BOMBARDMENT AT FORT PICKENS.
On the 1st of January, 1862, Fort Pickens with the rebel forts and batteries on the Bay of Pensacola again awoke the thunders of their heavy artillery, whose tremendous explosions reverberated for thirty miles along the Florida coast.
The loyal garrison at the fort had been long chafing under the restraints of continued inaction. The commander, Colonel Harvey Brown, Fifth United States Artillery, had been anxiously awaiting the time when a sufficient force would be at his command to drive the unwelcome foe from his position near the fort.
Lieutenant Adam J. Slemmer, of Pennsylvania, of the First United States Artillery, the former brave commander, who saved the fort by his courage and loyalty, on the 12th of January, 1861, had been relieved, on account of ill-health. He received a Major’s commission in the Sixteenth United States Infantry, May 14th, 1861.
On the first day of the year a small steamer was seen from Fort Pickens making her way toward the Navy Yard. She was a saucy, defiant looking craft, and some one on board waved a secession flag ostentatiously in sight, as if challenging a fire. This was an exasperating insult to the restive men shut up in the fort. Colonel Brown had frequently warned General Bragg against forcing the presence of these insolent steamers upon him, and when this presumptuous little craft approached Fort Pickens, with its flag in commotion, he opened fire upon her. She drew in her flag and retreated instantly with a crestfallen, retrograde movement, in amusing contrast with her first approach.
The fire from Fort Pickens was directly answered by all the rebel batteries, and in a brief time the engagement became general. The firing on both sides was kept up through the entire day, and at night Pickens maintained a slow fire from her thirteen-inch mortars, which was promptly returned by the rebels.
About midnight a conflagration broke out in the Navy Yard. It flamed up furiously, consuming the buildings of the Yard, and spreading to the town of Woolsey, adjoining the Navy Yard on the north, where it raged all night.
The scene during the night was wonderfully magnificent. Every shell could be tracked in its course through the air from the moment it left the gun until it exploded, scattering destruction all around. These shells, rising up against a cloud of surging flame, which sent its red light in a continued glare landward and seaward, formed an appalling spectacle. The minutest outline of the grim fort seemed sketched on a back-ground of fire, rendering the light which Colonel Brown hung out from its walls, in scornful bravado, offering a sure mark to the enemy, scarcely more than one of the ten thousand sparks that filled the atmosphere with gleams of gold. Far off over the beautiful land the light of that conflagration spread, filling the inhabitants with alarm; and so brightly did it flame over the ocean, that the United States steamer Mercedita floated in the glow of its ruddy light when over twenty miles at sea.
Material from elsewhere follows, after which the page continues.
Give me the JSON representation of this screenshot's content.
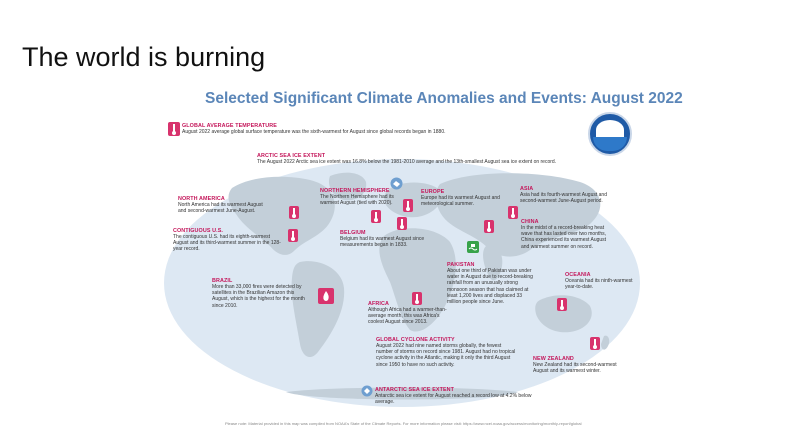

Through the heat of this conflagration the guns kept up their slow booming thunder, adding to the sublime interest of the scene. The firing on both sides was remarkable for its extreme accuracy. Shells in countless numbers fell inside of Fort Pickens, and were returned with double vigor by its guns.
All the batteries were engaged, and did their work admirably. Fort McRae, which had been so roughly handled by the Federal squadron at the last engagement, resumed its accustomed vigor, and Battery Scott kept up a constant fire throughout the engagement.
Several ships of the squadron were present, but took no part in the fight. It was well they did not, for nothing could have been gained, and probably much would have been lost had they attempted to oppose their wooden sides to stone walls and earthworks.
The bombardment was the old story of fort against fort, at a distance too great for any decisive result. The Unionists gained nothing, yet expended a large amount of powder, shot and shell, and the enemy had no greater advantage. Apart from the burning of Warrington, the Navy Yard and Woolsey, no injury worth speaking of was sustained. The next day Fort Pickens stood out against the sky grim and strong as it was before the bombardment. There were but few if any casualties worth recording during this affair. Even Colonel Brown’s lantern, hung out to guide the rebel shot, failed to invite any real injury; and except that it left a wide field of devastation behind, the bombardment of Fort Pickens had few important results.